Musique : Fernando Velázquez


   
Ne pas lire avant d'avoir vu la série

   
Barcelone. Matteo Vidal (Mario Casas), jeune étudiant en droit, tue accidentellement un jeune de son âge au cours d'une bagarre. Il purge quatre ans de prison. Lorsqu'il sort, il est engagé par son frère Isma (Jordi Coll) dans le cabinet qu'il a créé. Il retrouve également Olivia Costa (Aura Garrido), avec laquelle il fonde un foyer. Huit ans plus tard, alors qu'elle vient d'apprendre qu'elle est enceinte, elle est appelée à Berlin durant quelques jours pour son travail. Mais est-ce bien la réalité ?...
 
   Il est assez intéressant de visionner cette nouvelle création du maître es polars Harlan Coben juste après avoir regardé «Mon amie Adèle», car on ne peut rêver mises en route plus différentes. En lieu et place de l'ouverture lente, aux effets mesurés, aux données parcimonieuses, qui voyait la rencontre de Louise et de David, il nous est offert ici d'emblée un tombereau d'informations pour le moins volumineux. À travers une voix off plus ou moins artificielle, les dix premières minutes alignent une suite de rebondissements qui pourraient occuper sans problème une série entière. Et ce n'est qu'une mise en bouche, car le premier épisode à lui seul est déjà plus que boursouflé, aussi bien sur le plan purement événementiel que sur le plan psychologique. Ainsi, il y a de quoi demeurer bouche bée en constatant que, depuis plusieurs années, Sonia (Ana Wagener), mère du jeune homme tué, rencontre son meurtrier en lui attribuant le nom de son fils. Le même processus narratif se reproduit dans le deuxième épisode, consacré intégralement au parcours vital de Lorena Ortiz (Alexandra Jiménez), devenue une tenace lieutenante de police, au point que l'on se demande à quel moment les deux intrigues vont converger. C'est le cas enfin au troisième épisode.

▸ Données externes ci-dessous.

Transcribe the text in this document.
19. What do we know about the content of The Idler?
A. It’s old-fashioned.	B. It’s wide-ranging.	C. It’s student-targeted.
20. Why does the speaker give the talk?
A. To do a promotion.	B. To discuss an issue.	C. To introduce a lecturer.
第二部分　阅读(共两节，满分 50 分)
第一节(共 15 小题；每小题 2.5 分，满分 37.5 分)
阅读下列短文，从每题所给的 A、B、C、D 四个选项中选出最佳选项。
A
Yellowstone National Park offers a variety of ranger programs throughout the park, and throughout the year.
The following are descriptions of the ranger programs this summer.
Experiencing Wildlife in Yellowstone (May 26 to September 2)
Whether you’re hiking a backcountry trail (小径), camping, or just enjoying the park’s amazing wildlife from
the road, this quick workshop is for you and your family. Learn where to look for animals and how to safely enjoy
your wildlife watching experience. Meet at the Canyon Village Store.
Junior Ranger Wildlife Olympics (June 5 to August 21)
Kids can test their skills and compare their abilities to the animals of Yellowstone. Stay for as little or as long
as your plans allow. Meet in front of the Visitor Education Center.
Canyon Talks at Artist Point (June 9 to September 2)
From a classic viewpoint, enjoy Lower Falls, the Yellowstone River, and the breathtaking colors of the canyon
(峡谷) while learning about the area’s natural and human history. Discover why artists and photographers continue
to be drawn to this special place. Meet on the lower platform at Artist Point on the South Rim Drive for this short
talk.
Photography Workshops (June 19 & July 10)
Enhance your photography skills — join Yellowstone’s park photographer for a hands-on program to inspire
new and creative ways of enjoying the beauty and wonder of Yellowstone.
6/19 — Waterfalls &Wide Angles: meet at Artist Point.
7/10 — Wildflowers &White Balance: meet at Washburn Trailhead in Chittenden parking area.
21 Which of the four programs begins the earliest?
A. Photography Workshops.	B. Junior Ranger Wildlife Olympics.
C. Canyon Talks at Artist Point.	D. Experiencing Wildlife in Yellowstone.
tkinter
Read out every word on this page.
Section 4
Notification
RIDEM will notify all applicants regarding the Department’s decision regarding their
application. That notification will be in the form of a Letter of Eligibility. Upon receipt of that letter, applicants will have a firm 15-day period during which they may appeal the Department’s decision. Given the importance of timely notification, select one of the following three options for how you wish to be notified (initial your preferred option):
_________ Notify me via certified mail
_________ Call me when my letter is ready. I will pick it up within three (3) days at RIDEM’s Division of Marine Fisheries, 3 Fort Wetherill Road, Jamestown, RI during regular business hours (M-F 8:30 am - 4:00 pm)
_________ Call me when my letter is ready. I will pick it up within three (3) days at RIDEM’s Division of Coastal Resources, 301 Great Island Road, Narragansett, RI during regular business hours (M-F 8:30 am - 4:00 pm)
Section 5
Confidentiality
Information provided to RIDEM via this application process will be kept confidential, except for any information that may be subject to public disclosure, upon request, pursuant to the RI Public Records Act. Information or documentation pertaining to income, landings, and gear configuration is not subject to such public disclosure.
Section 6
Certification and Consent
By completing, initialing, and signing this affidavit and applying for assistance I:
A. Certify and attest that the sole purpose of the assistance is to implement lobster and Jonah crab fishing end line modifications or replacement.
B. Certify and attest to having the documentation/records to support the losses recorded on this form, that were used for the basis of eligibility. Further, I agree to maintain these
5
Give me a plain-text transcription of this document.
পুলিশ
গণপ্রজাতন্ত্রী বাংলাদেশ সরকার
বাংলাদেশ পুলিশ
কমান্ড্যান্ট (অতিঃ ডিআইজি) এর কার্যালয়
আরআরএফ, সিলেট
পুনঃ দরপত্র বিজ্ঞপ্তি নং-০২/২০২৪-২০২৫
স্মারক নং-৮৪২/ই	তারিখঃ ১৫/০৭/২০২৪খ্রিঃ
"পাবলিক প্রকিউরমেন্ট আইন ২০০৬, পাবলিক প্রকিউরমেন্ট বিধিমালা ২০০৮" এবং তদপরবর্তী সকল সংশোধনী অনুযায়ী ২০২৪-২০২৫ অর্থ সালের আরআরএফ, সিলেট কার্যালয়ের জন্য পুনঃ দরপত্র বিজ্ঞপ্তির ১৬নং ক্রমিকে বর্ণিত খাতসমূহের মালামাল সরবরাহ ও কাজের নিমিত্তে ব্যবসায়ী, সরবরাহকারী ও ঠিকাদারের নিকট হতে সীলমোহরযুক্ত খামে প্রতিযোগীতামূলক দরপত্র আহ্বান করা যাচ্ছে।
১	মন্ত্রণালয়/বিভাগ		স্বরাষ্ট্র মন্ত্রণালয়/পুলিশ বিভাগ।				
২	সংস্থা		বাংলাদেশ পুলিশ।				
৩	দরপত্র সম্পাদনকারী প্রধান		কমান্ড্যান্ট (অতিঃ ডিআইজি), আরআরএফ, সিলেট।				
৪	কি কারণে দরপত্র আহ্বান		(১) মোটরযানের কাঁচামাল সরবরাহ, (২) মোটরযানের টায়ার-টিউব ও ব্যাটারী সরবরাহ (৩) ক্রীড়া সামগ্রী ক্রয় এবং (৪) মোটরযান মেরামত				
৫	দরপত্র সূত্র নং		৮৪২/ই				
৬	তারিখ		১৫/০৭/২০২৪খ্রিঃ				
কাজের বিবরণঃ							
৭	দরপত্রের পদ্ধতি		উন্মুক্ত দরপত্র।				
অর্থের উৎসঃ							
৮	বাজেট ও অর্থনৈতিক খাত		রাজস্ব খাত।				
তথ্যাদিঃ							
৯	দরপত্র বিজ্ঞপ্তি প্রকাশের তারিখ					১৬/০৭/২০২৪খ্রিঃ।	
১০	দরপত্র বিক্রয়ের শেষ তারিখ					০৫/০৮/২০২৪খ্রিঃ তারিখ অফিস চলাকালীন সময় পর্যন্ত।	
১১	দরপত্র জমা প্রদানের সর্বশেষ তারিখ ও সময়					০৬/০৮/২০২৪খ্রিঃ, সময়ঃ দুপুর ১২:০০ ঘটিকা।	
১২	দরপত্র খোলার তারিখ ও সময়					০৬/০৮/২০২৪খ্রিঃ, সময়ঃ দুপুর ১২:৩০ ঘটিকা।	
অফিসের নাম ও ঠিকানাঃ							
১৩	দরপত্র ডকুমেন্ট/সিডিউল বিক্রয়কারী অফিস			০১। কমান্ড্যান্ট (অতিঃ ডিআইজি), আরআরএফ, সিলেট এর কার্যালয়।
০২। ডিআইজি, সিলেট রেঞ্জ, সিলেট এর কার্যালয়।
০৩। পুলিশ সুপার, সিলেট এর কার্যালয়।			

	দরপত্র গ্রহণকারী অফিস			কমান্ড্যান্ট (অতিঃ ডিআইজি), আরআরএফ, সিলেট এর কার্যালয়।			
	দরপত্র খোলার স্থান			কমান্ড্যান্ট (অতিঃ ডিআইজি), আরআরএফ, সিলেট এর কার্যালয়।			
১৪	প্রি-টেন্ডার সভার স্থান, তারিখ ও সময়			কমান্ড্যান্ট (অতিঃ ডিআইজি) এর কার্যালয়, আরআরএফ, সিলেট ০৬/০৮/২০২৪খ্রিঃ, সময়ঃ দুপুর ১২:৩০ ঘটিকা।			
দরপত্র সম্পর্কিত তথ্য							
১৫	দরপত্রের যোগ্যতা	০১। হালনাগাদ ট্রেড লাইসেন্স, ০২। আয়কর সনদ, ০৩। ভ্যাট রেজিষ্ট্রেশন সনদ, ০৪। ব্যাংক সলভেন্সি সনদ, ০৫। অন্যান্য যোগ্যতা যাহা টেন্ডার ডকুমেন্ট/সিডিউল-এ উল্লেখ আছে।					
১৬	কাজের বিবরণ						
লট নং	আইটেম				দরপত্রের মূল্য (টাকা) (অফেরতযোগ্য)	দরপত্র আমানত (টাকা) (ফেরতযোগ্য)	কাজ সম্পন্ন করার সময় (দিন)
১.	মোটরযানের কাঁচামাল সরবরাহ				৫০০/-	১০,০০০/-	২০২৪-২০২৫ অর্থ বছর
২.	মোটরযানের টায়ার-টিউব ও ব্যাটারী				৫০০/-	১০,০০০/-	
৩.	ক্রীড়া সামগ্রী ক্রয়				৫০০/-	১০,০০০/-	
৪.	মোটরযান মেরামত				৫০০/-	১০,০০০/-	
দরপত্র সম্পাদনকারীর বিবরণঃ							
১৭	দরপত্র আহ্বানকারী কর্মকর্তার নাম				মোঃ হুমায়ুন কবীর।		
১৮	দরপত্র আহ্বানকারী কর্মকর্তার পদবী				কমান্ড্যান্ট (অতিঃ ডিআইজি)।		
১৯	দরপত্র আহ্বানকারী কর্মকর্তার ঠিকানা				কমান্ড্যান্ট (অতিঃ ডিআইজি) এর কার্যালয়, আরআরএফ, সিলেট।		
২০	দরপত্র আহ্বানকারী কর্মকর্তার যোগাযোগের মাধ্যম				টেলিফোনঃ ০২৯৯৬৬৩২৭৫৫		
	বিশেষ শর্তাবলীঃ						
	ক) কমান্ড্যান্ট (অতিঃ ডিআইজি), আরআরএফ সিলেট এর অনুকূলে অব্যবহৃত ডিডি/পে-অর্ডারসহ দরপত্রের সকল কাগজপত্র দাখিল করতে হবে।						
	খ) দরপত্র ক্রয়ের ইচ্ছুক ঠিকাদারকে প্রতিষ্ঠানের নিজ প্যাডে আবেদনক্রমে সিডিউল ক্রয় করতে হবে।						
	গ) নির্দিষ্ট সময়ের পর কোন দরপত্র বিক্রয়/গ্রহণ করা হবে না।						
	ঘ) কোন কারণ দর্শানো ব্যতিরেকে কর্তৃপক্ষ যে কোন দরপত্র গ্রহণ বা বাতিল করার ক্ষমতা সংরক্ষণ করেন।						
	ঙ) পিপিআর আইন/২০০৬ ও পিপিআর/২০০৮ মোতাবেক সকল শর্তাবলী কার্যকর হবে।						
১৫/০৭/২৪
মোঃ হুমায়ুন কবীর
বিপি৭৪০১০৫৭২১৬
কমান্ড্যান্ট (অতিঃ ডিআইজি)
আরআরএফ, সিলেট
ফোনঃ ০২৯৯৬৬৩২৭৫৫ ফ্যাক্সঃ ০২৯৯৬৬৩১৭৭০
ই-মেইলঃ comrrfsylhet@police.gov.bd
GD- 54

    Dès lors, le drame intimiste vécu par Matteo et Olivia s'insère dans une tragédie beaucoup plus vaste, avec une peinture horrifique, et parfois d'une violence à la limite de la complaisance, du milieu des boîtes de strip tease et de pole dance. Le scénario, co-écrit avec Harlan Coben, développe une intrigue complexe, comme il sait si bien le faire, avec des personnalités qui ne sont pas ce qu'elles paraissent être, des engrenages inexorables, et des pourris de première grandeur issus de milieux où la fortune permet de s'offrir n'importe quelle déviance, aussi criminelle soit-elle. Jusqu'à l'ultime révélation finale, c'est une suite ininterrompue de rebondissements terribles, inattendus, ébouriffants, poignants, qui se déroulent devant le regard du spectateur médusé par une construction dramatique aussi implacable. Pourtant, aussi étrange que cela puisse paraître, cet amoncellement de ramifications génère une puissance émotionnelle tellement bouleversante, que ce qui pourrait sombrer dans l'artificiel prend peu à peu l'apparence d'une tragédie majuscule qui, à maintes reprises, vrille les tripes. Si l'on excepte l'interprète de Matteo, qui présente presque en permanence un visage monolithique et une expressivité limitée, tous les autres personnages se montrent investis jusqu'au plus profond de leur être, avec une mention spéciale aux malheureuses prisonnières d'Anibal Ledesma (Miki Esparbé), dont l'enfer marque durablement la mémoire du cinéphile (une exceptionnelle Aura Garrido).

   Cette nouvelle création collaborative d'Harlan Coben avec Netflix, après «Safe», «Intimidation», et «Dans les bois» est une sacrée claque dramatique. Les deux premières séries citées ne manquaient pas d'intérêt et de qualités. Mais ici, nous sommes sans conteste et sur tous les plans dans la catégorie supérieure. Espérons que la suivante, «Disparu à jamais», tournée en France, arborera la même qualité d'écriture et de réalisation.